Lucas shook his head. “Got to Washington about three hours ago, from Minnesota. I’m waiting for a West Virginia highway patrolman to show up. He’s gonna tell me all about it.”
“The rumor around here is, the senator got drunk and drove off the side of the road and blamed it on his dead girlfriend,” Walker said.
“Girlfriend? I thought she was a political aide.”
“Yeah, well, I don’t doubt she was aidin’ the senator, one way or the other . . . Don’t tell the senator I said that, I need the work.”
“You’re safe with me,” Lucas said. “You know anything about the accident?”
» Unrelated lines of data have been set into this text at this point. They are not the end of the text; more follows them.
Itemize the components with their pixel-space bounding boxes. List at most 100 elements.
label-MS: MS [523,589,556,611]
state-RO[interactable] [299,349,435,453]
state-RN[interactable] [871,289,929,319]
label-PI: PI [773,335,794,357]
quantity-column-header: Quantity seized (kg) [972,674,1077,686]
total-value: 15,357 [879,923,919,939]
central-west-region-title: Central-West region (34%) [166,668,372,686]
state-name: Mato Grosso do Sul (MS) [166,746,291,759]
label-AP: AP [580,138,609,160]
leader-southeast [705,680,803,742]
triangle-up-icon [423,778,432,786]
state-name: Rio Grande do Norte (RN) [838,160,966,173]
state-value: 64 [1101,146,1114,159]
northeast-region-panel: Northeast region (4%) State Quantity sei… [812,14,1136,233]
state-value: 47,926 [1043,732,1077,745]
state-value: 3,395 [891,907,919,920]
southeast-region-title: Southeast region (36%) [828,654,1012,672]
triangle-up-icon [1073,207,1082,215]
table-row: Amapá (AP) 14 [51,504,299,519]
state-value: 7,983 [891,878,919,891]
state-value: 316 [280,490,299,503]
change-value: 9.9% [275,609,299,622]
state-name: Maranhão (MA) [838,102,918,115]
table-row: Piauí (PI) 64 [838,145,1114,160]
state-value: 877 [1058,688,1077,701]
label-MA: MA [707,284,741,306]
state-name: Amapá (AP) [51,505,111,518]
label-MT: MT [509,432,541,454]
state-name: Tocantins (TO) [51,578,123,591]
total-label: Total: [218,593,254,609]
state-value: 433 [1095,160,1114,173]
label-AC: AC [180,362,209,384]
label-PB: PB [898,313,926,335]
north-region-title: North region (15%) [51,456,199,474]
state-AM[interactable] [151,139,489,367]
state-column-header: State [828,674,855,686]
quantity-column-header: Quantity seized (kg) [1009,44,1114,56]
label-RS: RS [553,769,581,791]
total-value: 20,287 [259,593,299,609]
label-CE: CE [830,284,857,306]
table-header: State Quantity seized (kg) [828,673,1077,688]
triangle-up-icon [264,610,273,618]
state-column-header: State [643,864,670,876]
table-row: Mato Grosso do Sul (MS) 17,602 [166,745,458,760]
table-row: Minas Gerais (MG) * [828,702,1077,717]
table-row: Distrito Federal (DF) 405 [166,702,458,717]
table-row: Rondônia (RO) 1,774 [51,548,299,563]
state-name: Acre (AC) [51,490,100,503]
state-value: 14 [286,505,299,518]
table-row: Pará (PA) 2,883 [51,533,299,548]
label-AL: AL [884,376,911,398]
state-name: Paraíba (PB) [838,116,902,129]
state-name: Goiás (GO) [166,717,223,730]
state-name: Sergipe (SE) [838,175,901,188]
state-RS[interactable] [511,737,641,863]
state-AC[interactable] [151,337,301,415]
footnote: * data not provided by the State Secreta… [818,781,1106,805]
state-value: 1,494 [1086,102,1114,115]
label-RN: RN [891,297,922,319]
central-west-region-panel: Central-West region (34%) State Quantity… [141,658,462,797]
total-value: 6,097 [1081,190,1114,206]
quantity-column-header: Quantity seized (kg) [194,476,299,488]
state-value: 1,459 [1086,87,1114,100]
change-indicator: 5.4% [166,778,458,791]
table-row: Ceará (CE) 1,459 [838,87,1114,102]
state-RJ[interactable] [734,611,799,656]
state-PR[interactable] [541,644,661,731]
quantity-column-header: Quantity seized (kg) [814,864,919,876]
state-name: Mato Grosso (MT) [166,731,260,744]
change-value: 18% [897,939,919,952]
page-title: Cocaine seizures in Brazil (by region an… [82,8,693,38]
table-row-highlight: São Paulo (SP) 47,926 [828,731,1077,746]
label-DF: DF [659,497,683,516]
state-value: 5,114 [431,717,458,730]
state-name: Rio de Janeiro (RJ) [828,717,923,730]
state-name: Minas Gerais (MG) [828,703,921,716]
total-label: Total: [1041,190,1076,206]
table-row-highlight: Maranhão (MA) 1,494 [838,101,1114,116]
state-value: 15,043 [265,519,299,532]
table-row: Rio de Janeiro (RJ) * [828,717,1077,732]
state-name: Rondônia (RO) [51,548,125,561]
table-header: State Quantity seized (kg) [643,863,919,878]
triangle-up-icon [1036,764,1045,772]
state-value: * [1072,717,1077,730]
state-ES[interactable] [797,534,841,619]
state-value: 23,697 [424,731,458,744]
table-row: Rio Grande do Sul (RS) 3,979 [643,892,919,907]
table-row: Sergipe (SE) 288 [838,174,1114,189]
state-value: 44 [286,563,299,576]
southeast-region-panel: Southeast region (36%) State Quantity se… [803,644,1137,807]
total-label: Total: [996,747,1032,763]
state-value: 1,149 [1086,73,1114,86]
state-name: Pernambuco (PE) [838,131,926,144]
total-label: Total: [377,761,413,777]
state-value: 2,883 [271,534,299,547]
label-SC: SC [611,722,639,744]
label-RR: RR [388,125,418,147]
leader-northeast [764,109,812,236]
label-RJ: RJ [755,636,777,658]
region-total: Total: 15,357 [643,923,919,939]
“Not a fuckin’ thing,” Walker said. She tipped her head back and took a generous swallow of beer, and when she took the bottle down she said, “Nothing like an ice-cold beer after you mowed yourself some weeds . . . Don’t know nothing about the accident, but I heard that the senator told the cops that they was run off the road by a pickup truck. There was a couple of strange guys going through here with a pickup that weekend. Seen them around the day before the accident and not seen them since.”
“Is that unusual?”
“Well . . . no, maybe not. Maybe you remember that kind of thing when something like the accident sets you off. These guys seemed to be looking around, but not doing anything in particular. Saw them myself, and my boss saw them, too. The kind of guys who are in really good shape. Those black razor sunglasses and ball caps, squared-away, military-looking.”
“Huh. Anybody tell the cops?”
“Tell them what? That we saw some guys in a pickup truck?”
“What kind of truck?” Lucas asked.
“Black Ford F-250. New,” she said. “Or almost new,”
“Local plates?”
“Didn’t notice.”
* * *
—
WALKER DIDN’T HAVE much else to say. She finished the beer, and headed up the road in a cloud of yellow dust.